Meet the people helping all-electric flight take off

All-electric flight has the potential to slash carbon emissions and reduce reliance on dwindling oil reserves, but there are some issues to overcome. These engineers and industry heavyweights are investigating how to make it happen.

While the aerospace industry is pouring resources into their quest for alternatives to fossil fuels, the holy grail of all-electric flight has remained elusive.

A well-known obstacle is the fact that batteries are not yet advanced enough to last through long haul flights. Many innovative solutions have been proposed, including a detachable ‘flying motorcycle’ that can boost flight time by acting as an extra power source.

But battery life isn’t the only challenge to be overcome before the first electric plane takes flight.

Transport heavyweight Rolls Royce recently teamed up with a group of UK universities to tackle the problem by working to understand the mechanical engineering issues holding back electric air transport.

The project, known as Cornerstone, has an investigation team from Imperial College London, Oxford and Nottingham Universities.

Not just about electric engineering

Cornerstone principal investigator Seamus Garvey from Nottingham University explained that a cross-disciplinary approach is necessary to achieve success in the electrification game.

“There is an assumption that moving towards electric flight requires electrical engineering only, and that is utterly wrong; some of the biggest challenges are in fact mechanical engineering challenges,” he said.

The £6.1 million (AUD$10.8 million) project is funded by the Engineering and Physical Sciences Research Council (EPSRC). EPSRC is a major research funding body, with an annual research investment of around £800 million (AUD$1.4 billion).

One focus of Cornerstone will be high power-density contacts: areas of aircraft engines that experience high stresses between surfaces.

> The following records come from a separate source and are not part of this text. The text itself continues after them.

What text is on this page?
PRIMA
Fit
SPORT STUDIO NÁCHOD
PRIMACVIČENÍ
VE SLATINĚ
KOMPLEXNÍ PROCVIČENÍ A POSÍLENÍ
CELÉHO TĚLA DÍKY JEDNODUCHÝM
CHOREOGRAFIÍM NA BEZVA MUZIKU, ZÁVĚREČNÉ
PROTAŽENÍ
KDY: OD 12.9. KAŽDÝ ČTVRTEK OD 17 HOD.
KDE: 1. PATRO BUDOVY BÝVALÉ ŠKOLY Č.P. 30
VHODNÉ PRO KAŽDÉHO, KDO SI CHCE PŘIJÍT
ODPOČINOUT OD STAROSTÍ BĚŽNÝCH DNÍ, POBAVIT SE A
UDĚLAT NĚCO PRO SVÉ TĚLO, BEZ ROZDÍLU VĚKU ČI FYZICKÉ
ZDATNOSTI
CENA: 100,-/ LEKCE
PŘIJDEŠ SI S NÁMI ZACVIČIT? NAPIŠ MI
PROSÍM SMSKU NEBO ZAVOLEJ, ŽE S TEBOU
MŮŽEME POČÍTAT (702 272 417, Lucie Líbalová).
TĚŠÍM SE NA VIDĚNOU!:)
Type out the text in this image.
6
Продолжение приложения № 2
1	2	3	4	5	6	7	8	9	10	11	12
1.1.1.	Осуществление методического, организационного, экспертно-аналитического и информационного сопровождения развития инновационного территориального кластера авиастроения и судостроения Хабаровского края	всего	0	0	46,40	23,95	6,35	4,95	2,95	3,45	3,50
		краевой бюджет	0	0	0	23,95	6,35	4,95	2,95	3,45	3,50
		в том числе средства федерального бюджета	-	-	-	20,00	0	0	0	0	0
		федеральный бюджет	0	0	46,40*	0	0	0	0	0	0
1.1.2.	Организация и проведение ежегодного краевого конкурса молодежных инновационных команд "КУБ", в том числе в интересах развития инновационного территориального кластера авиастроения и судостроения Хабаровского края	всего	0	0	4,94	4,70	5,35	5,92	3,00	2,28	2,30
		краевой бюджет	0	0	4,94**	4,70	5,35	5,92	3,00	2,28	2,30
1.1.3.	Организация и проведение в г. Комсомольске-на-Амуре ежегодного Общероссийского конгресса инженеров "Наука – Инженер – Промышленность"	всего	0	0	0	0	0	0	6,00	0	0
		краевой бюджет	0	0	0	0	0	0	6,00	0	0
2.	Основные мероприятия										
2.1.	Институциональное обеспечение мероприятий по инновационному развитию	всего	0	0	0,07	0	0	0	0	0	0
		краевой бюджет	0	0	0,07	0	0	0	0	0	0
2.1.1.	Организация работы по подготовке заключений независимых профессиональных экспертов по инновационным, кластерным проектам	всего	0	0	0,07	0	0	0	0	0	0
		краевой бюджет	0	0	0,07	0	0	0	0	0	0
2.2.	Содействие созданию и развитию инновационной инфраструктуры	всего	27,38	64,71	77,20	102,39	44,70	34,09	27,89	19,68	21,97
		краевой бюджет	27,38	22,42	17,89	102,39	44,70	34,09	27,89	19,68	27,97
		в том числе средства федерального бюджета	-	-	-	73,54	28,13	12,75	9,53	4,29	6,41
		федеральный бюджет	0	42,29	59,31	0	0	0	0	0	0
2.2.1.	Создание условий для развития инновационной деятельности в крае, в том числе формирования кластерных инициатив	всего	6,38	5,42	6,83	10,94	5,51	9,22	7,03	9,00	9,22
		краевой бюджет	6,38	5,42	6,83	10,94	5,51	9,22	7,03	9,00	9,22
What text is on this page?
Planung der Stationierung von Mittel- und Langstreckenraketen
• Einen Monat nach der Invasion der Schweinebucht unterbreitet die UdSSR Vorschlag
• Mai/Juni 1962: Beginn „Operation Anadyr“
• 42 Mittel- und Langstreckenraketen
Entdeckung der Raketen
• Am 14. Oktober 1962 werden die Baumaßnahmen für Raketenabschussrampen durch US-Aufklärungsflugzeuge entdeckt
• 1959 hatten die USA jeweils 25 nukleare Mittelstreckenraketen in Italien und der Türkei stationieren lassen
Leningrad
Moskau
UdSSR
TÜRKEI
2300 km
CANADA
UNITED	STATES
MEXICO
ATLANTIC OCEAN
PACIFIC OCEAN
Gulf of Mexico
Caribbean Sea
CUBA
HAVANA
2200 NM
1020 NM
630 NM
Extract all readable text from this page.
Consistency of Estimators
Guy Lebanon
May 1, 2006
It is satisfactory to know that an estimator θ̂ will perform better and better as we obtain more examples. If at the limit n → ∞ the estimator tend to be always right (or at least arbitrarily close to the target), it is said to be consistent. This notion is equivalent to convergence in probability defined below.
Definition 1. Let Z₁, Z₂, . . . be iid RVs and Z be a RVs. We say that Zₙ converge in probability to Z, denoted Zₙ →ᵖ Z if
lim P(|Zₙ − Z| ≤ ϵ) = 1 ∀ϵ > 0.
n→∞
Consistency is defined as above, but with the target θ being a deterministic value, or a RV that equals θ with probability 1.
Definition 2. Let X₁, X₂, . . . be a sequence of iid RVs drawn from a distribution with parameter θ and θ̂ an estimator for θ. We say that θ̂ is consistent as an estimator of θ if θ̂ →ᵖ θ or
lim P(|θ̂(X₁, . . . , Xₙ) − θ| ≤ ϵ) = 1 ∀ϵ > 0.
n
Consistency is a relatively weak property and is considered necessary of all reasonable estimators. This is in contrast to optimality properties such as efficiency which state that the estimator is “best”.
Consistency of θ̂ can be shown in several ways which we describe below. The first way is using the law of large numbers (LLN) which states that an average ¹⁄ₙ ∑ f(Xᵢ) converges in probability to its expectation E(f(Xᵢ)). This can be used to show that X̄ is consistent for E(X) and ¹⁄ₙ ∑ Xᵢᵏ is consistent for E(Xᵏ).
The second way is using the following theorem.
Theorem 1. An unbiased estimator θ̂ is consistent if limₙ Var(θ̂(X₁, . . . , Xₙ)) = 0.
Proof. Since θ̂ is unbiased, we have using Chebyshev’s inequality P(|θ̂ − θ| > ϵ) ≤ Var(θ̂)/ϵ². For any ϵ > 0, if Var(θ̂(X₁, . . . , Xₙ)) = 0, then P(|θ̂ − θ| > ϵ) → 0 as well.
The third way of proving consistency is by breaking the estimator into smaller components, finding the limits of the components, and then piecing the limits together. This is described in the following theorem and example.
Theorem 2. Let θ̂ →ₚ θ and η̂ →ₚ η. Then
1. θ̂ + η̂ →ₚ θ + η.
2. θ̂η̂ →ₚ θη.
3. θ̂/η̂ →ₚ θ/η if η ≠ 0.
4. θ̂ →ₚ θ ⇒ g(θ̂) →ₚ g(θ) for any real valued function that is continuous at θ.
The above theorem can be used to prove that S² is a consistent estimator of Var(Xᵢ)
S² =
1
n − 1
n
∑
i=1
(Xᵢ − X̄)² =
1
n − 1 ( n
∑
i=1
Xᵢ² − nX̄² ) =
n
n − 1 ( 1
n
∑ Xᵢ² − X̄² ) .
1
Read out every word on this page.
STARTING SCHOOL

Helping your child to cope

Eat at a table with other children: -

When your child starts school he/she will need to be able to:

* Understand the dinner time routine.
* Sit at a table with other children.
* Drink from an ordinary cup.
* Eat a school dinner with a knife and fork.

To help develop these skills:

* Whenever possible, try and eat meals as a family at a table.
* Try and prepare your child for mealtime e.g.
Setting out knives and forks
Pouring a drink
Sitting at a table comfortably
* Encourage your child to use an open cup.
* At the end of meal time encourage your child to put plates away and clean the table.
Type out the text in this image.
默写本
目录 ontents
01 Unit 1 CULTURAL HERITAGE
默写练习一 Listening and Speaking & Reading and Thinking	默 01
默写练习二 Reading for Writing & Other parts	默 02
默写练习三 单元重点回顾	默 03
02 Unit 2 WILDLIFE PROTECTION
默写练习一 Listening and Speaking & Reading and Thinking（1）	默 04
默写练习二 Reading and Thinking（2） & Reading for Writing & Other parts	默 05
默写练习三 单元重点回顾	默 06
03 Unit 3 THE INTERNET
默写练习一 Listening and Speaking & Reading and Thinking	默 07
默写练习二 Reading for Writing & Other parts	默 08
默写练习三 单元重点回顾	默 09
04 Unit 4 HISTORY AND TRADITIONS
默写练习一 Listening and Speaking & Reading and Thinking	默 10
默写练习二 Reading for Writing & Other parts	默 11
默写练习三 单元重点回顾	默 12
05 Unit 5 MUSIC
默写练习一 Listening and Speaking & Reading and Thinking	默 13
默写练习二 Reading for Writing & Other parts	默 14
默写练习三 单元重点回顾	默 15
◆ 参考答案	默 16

“The whole area of understanding how long those contacts will last before cracks start to develop, then those cracks propagate and result in fatigue failure, is as yet an incomplete science,” Garvey said.

The team will also investigate the interaction of airflow with fan, turbine and compressor blades, impacts such as collisions with birds, and load and vibration dynamics.

Garvey said that one of the advantages of electrification is to reduce vibration.

“When we design a rotating machine one of the things we worry about a lot is whether the machine will shake itself to pieces through vibration,” he said.

A hot issue

Heat management is a key challenge of all-electric aircraft. Garvey explained that electrical machines are limited by their ability to shed heat.

To tackle this problem, the Cornerstone project will build on previous research which has trialled oil as a coolant for gas turbine propulsion systems. This includes using fine oil mists as well as cooling components for internal pipe elements.

They will also experiment with materials such as graphene and diamond-like carbon, which have extremely high thermal conductivity.

“If we can build those into our engine components, the heat can pass through the parts much more easily than it would do otherwise,” Garvey said.

Hybrid approach

As well as working towards all-electric aircraft, Rolls Royce has thrown in with Airbus and Siemens to develop a plane that combines gas turbines with an electric motor.

all-electric flight
The E-Fan X, in development from Airbus, Rolls Royce and Seimens. (Photo: Airbus)

Announced in November last year and expected to take to the skies in 2020, the E-Fan X hybrid-electric technology demonstrator will replace one of the four engines of a BAe 146 with a 2MW electric motor. Once the technology has been proven, a second gas turbine might also be replaced with electric propulsion.

“The E-Fan X is an important next step in our goal of making electric flight a reality in the foreseeable future,” said Airbus Chief Technology Officer Paul Eremenko.

The evolution of the E-Fan X has been informed by a long line of previous electric flight demonstrators, from the initial Columbian Cri-Cri prototype in 2014 through to last year’s E-Fan 1.2. It will focus on finding solutions to issues such as thermal effects, electromagnetic compatibility and electric thrust management.

According to Eremenko, the three industry giants are keen to move on from fossil fuels.

“We see hybrid-electric propulsion as a compelling technology for the future of aviation,” he said.